What did Osage Nation think of the book? I ask because there’s sometimes a feeling among journalists that when the story’s done, the story’s done, and you try not to think about how the subjects feel about it.
You always think about it. Reporting and writing is a great blessing, because you get to go out in the world, you get to meet people, you get to hear people’s stories. You get to learn. You’re constantly on a journey of learning. But you’re also taking people’s stories, and trying to tell them as faithfully as possible. That’s true in any story I write. And it’s a difficult thing because, as a reporter and writer, your ultimate bond is to the truth, wherever that takes you.
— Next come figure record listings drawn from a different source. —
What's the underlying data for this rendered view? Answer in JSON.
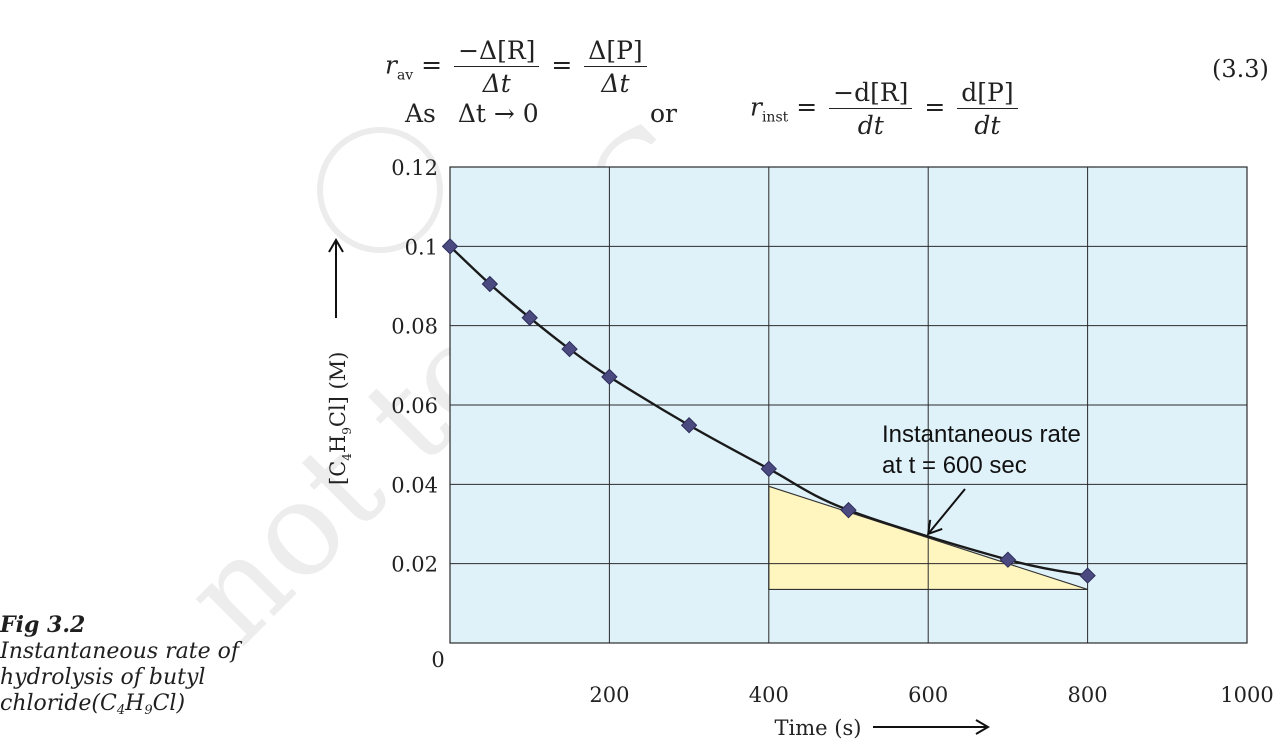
{
  "equations": {
    "average_rate": {
      "lhs_symbol": "r",
      "lhs_sub": "av",
      "frac1_num": "−Δ[R]",
      "frac1_den": "Δt",
      "frac2_num": "Δ[P]",
      "frac2_den": "Δt",
      "number": "(3.3)"
    },
    "instantaneous_rate": {
      "as_text": "As",
      "limit": "Δt → 0",
      "or_text": "or",
      "lhs_symbol": "r",
      "lhs_sub": "inst",
      "frac1_num": "−d[R]",
      "frac1_den": "dt",
      "frac2_num": "d[P]",
      "frac2_den": "dt"
    }
  },
  "caption": {
    "title": "Fig 3.2",
    "body_before_formula": "Instantaneous rate of hydrolysis of butyl chloride(C",
    "sub1": "4",
    "mid": "H",
    "sub2": "9",
    "body_after_formula": "Cl)"
  },
  "colors": {
    "plot_background": "#dff1f9",
    "tangent_triangle_fill": "#fff5bf",
    "curve": "#1a1a1a",
    "markers": "#4a4a80",
    "grid": "#2b2b2b"
  },
  "chart_data": {
    "type": "scatter",
    "title": "",
    "xlabel": "Time (s)",
    "ylabel": "[C4H9Cl] (M)",
    "xlim": [
      0,
      1000
    ],
    "ylim": [
      0,
      0.12
    ],
    "x_ticks": [
      0,
      200,
      400,
      600,
      800,
      1000
    ],
    "y_ticks": [
      0.02,
      0.04,
      0.06,
      0.08,
      0.1,
      0.12
    ],
    "x_tick_labels": [
      "0",
      "200",
      "400",
      "600",
      "800",
      "1000"
    ],
    "y_tick_labels": [
      "0.02",
      "0.04",
      "0.06",
      "0.08",
      "0.1",
      "0.12"
    ],
    "grid": true,
    "series": [
      {
        "marker": "diamond",
        "x": [
          0,
          50,
          100,
          150,
          200,
          300,
          400,
          500,
          700,
          800
        ],
        "y": [
          0.1,
          0.0905,
          0.082,
          0.0741,
          0.0671,
          0.0549,
          0.0439,
          0.0335,
          0.021,
          0.017
        ]
      }
    ],
    "tangent": {
      "at_x": 600,
      "triangle": [
        [
          400,
          0.0395
        ],
        [
          400,
          0.0135
        ],
        [
          800,
          0.0135
        ]
      ]
    },
    "annotations": [
      {
        "text": "Instantaneous rate",
        "arrow_target": [
          600,
          0.0275
        ]
      },
      {
        "text": "at t = 600 sec"
      }
    ]
  }
}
In a case like this, there may be some descendants of some of the murderers, including people I’ve identified by name, who are not going to be happy. Some of these descendants have even remained in the area. But your responsibility to any story is to do it as faithfully and as sensitively as possible, even if it makes people uncomfortable.
Did any descendants of the murderers talk to you?
Yes. What was interesting was how honest they were. Most of them were candid about what they knew, at least in this particular family. They did not deny things. They didn’t necessarily know the breadth of everything.
I got a surprising note from a descendant. He said he was the last male in the family chain of his murderous progenitor, and he expressed deep remorse for what his ancestors had done. He asked me if, when I met with the Osage, I would pass along his remorse. I was quite struck by that.
When we first talked about this book in March 2013, you’d written 1,000 words. How did you think this project would play out?
I knew it would be difficult. I always say this, as a proviso: In our business, you get no points for difficulty. The work can be just as good if it’s easy — if somebody calls you up and gives you a great scoop — as if you spend five years trying to get the material to tell it. Killers of the Flower Moon was hard because it was so historical. It was, in many ways, the first pure piece of history I’ve done.
It’s the story of an incredibly sinister crime — a true racial injustice. I did not want this to be simply a cataloging of the dead. And I didn’t want it to be cursory. For the most part, when these murders had been written about — if they were mentioned at all — there was no sense of who these people were, or what their lives were like. You never got close to their consciousness or their souls. That’s what I set out to do.